また、ゆざわはスーパーボールを結構いっぱい持っていて、それを壁に当てて跳ね返ってきたものをキャッチするという遊びをやり始めた。初めは軽く当てたものを普通に取っていたのだが、しだいにそれも退屈になり、誰が一番鋭い球をキャッチできるかという競争になった。

順番にやっていき、みんな上手く成功していったのだが、ぼくはこの二人とは違い、特に野球をやっていたりはしなかったので、思いっきり投げた球が受け止められず、岡野にスーパーボールが当たってしまった。


「痛っ」

「ごめん、大丈夫か?」

「大丈夫ちゃう死にそうや」

「ほんまごめん」

という具合で、彼とは家が近かったのだが、結局そのまま岡野にひたすら文句を言われながら帰ることになった。当たったところが赤く変色していたので、わりと心配していたのだが、次の日に学校に行くと、ちょっと痛むとは言っていたが、別に何もなかったように赤みは引いており、その次の日にはもう大丈夫だったようだ。



*さかあがりを教えた話

5年生の時に、違うクラスだが小体連で友達になった水野くんという子がいた。水野はサッカーを習っていて運動神経がよく、たいていなんのスポーツでもできるような子だった。だが、彼には運動において一つだけ悩みがあり、それは『逆上がりができない』ことであった。


小学校高学年ともなれば、男子ならほとんどの子は逆上がりができるようになっていて、スポーツが得意な彼としてはどうしてもできるようになりたいと思っていたようだ。

ある時、小体連のサッカーの練習が始まる前に彼がぼくの前で逆上がりができないと言ってその場でやって見せた。3回ほどやって見せ、できなくて困っているということを伝えられた。それを見ていたぼくはあることに気づき、それを彼に教えることにした。


「何がダメなんやろな~?みんなみたいにできたらええんやけど。どうしても上手く行かんねん」

「手を伸ばしたままやから体が鉄棒の上まで行かんのちゃう?手、曲げてみたら」

「そうなん?ほんならやってみるわ」

そう言うと水野は鉄棒に向かって逆上がりをやってみた。


「できた!できたで逆上がり!」

「やったな!きれいにできとったで」

「ほんまありがとう!これ、できんでずっと悩んどってん」

「そうなんや。ほんなら役に立てて良かったわ」

「ほんまありがとうやで。けんたろうも何か困っとったら言ってな」

「おう。今んとこ大丈夫そうやから、何か困ったことあったら言うわ」


こんな感じで話したのだが、ぼくとしては『ただ思ったことを言っただけ』なのだが、この後も何回かこのことについて触れられ、感謝されることがあった。

このことでぼくが学んだことは、人によってできることは違っていて、自分にとっては何気ないことでも、誰かにとっては重要なことだったり、何かを解決できるようなことだったりするということだ。この本を読んだ少年少女も、ぜひ友達が何か困っていた時にはアドバイスしてあげるようにしてほしい。


情けは人の為ならずという言葉があるが、これは、誰かを助けてあげるのはその人の為だけではなく、自分が困った時に助けてもらえるかもしれないから、困っている人がいたら助けてあげた方が良いという意味の諺だ。人生では時に躓くことがあるが、そんな時に助け合えるのが、本当の友達だと言えるのではないだろうか。



*ハンドスプリングの話

 5年生になると体つきもかなり大人に近づいており、身長は140cm台後半まで伸びていた。そんな折、体育の授業で『ハンドスプリング(手の力をバネのように使って行う前転、バク転の逆版)』というものをやったのだが、着地する時に足が伸びた状態だと失敗してしまい、上手くできないでいた。

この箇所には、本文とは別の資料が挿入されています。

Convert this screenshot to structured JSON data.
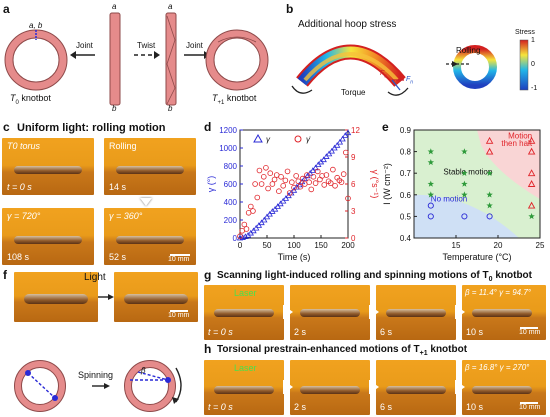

 そしてどうしてもハンドスプリングをマスターしたいぼくは体操を習いに行っていた、ミーミー(岬くん)に頼んで休み時間に大きい方の鉄棒の前の砂場で教えてもらっていた。

彼はぼくより少し背が高く、メガネをかけていて、細身だががっしりとした体形だった。だが、それには一つ条件があり、ぼくは教えてもらう度にある言葉を言うことになっていた。最初にお願いに行った時に、


「豆板醤じゃんって言ってくれたらいいよ」と言われ、

「豆板醤じゃん!」

「あはは、おもろい。もっかい言って」

「豆板醤じゃん!!」

「あははは。ほな教えたるわ」

というやり取りを経て始められたからだ。ある時、


「これって毎回言わなアカンの?」と聞いてみたのだが、

「うん。けんたろうが標準語で言うのがおもろいから聞きたいねん」と言われ、

“まあタダで教えてもらうのもなんか悪いしな“と思って毎回言っていた。そんな努力の甲斐あってか、1ヶ月経つころには完璧にハンドスプリングをマスターし、みんなの前でに見せびらかしていた。

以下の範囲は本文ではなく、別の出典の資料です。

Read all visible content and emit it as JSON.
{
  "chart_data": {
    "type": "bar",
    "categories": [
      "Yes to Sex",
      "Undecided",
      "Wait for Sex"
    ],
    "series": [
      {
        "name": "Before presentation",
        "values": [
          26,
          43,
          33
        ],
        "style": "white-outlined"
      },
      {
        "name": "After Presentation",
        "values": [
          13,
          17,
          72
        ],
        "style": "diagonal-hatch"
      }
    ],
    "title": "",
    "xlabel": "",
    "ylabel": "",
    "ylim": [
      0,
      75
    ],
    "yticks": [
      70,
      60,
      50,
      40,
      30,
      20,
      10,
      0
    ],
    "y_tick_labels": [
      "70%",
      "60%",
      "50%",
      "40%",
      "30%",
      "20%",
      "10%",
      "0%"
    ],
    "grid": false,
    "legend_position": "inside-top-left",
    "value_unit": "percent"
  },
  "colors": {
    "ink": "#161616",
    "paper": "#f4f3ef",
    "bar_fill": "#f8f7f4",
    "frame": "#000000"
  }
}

ただ、『豆板醤じゃん』だけはその練習が終わってからもわりと頻繁に要求され、

“別に減るモンでもないしいいか”と思いリクエストに応えるようにしていた。



*学校までの距離の話

日本の学校にも校区というものがあり、その中で暮らしている7歳から12歳になる歳の子たちが6年間、小学校に通うことになっていた。ぼくの通っていた時点では4月になると桜が咲く中入学し、制度上はあるのかもしれないが留年することはなく、みんな一斉に進級して行くのであった。

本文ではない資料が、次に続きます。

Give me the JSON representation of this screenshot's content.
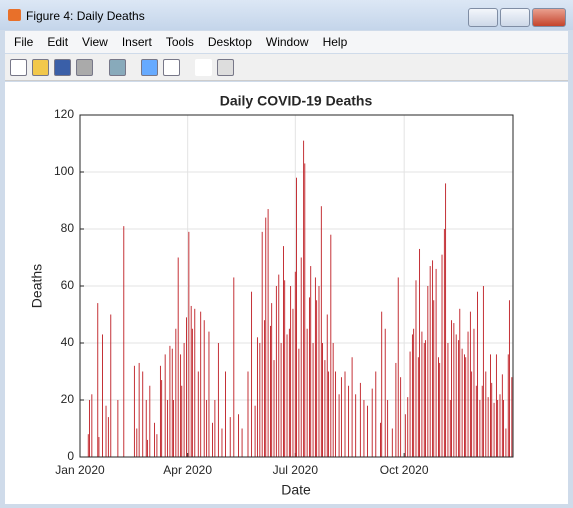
{
  "window": {
    "title": "Figure 4: Daily Deaths",
    "menu": [
      "File",
      "Edit",
      "View",
      "Insert",
      "Tools",
      "Desktop",
      "Window",
      "Help"
    ]
  },
  "chart_data": {
    "type": "bar",
    "title": "Daily COVID-19 Deaths",
    "x_label": "Date",
    "y_label": "Deaths",
    "color": "#c1272d",
    "grid": true,
    "xlim": [
      0,
      366
    ],
    "xticks": [
      {
        "value": 0,
        "label": "Jan 2020"
      },
      {
        "value": 91,
        "label": "Apr 2020"
      },
      {
        "value": 182,
        "label": "Jul 2020"
      },
      {
        "value": 274,
        "label": "Oct 2020"
      }
    ],
    "ylim": [
      0,
      120
    ],
    "yticks": [
      0,
      20,
      40,
      60,
      80,
      100,
      120
    ],
    "x": [
      0,
      7,
      8,
      10,
      15,
      16,
      19,
      22,
      24,
      26,
      32,
      37,
      46,
      48,
      50,
      53,
      56,
      57,
      59,
      63,
      65,
      68,
      69,
      72,
      74,
      76,
      78,
      79,
      81,
      83,
      85,
      86,
      88,
      90,
      92,
      94,
      95,
      97,
      100,
      102,
      105,
      107,
      109,
      112,
      114,
      117,
      120,
      123,
      127,
      130,
      134,
      137,
      142,
      145,
      148,
      150,
      152,
      154,
      156,
      157,
      159,
      161,
      162,
      164,
      166,
      168,
      170,
      172,
      173,
      175,
      177,
      178,
      180,
      182,
      183,
      185,
      187,
      189,
      190,
      192,
      194,
      195,
      197,
      199,
      200,
      202,
      204,
      205,
      207,
      209,
      210,
      212,
      214,
      216,
      219,
      221,
      224,
      227,
      230,
      233,
      237,
      240,
      243,
      247,
      250,
      254,
      255,
      258,
      260,
      264,
      267,
      269,
      271,
      275,
      277,
      279,
      281,
      282,
      284,
      286,
      287,
      289,
      291,
      292,
      294,
      296,
      298,
      299,
      301,
      303,
      304,
      306,
      308,
      309,
      311,
      313,
      314,
      316,
      318,
      320,
      321,
      323,
      325,
      326,
      328,
      330,
      331,
      333,
      335,
      336,
      338,
      340,
      341,
      343,
      345,
      347,
      348,
      350,
      352,
      353,
      355,
      357,
      358,
      360,
      362,
      363,
      365
    ],
    "values": [
      4,
      8,
      20,
      22,
      54,
      7,
      43,
      18,
      14,
      50,
      20,
      81,
      32,
      10,
      33,
      30,
      20,
      6,
      25,
      12,
      8,
      32,
      27,
      36,
      20,
      39,
      38,
      20,
      45,
      70,
      36,
      25,
      40,
      49,
      79,
      53,
      45,
      52,
      30,
      51,
      48,
      20,
      44,
      12,
      20,
      40,
      10,
      30,
      14,
      63,
      15,
      10,
      30,
      58,
      18,
      42,
      40,
      79,
      48,
      84,
      87,
      46,
      54,
      34,
      60,
      64,
      40,
      74,
      62,
      43,
      45,
      60,
      52,
      65,
      98,
      38,
      70,
      111,
      103,
      45,
      56,
      67,
      40,
      63,
      55,
      60,
      88,
      40,
      34,
      50,
      30,
      78,
      40,
      30,
      22,
      28,
      30,
      25,
      35,
      22,
      26,
      20,
      18,
      24,
      30,
      12,
      51,
      45,
      20,
      10,
      33,
      63,
      28,
      15,
      21,
      37,
      43,
      45,
      62,
      35,
      73,
      44,
      40,
      41,
      60,
      67,
      69,
      55,
      66,
      35,
      33,
      71,
      80,
      96,
      40,
      20,
      48,
      47,
      43,
      41,
      52,
      38,
      36,
      35,
      44,
      51,
      30,
      45,
      25,
      58,
      20,
      25,
      60,
      30,
      21,
      36,
      26,
      19,
      36,
      20,
      22,
      29,
      20,
      10,
      36,
      55,
      28
    ]
  }
}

中には家が遠い子もいて、学校まで30分近くかかる場合もあった。こういう子は遅刻には気を付けないといけないのだが、意外と遅刻して来る子は少なく、逆に家が近い子の方が油断して遅れてくることが多かった。

中でも極めつけに遅かったのは、学校の向かいに住んでいた猪爪くんだった。づめは学校まで1分で着くので、いつもギリギリに登校しており、たまに寝坊して数分遅れて来たりしていた。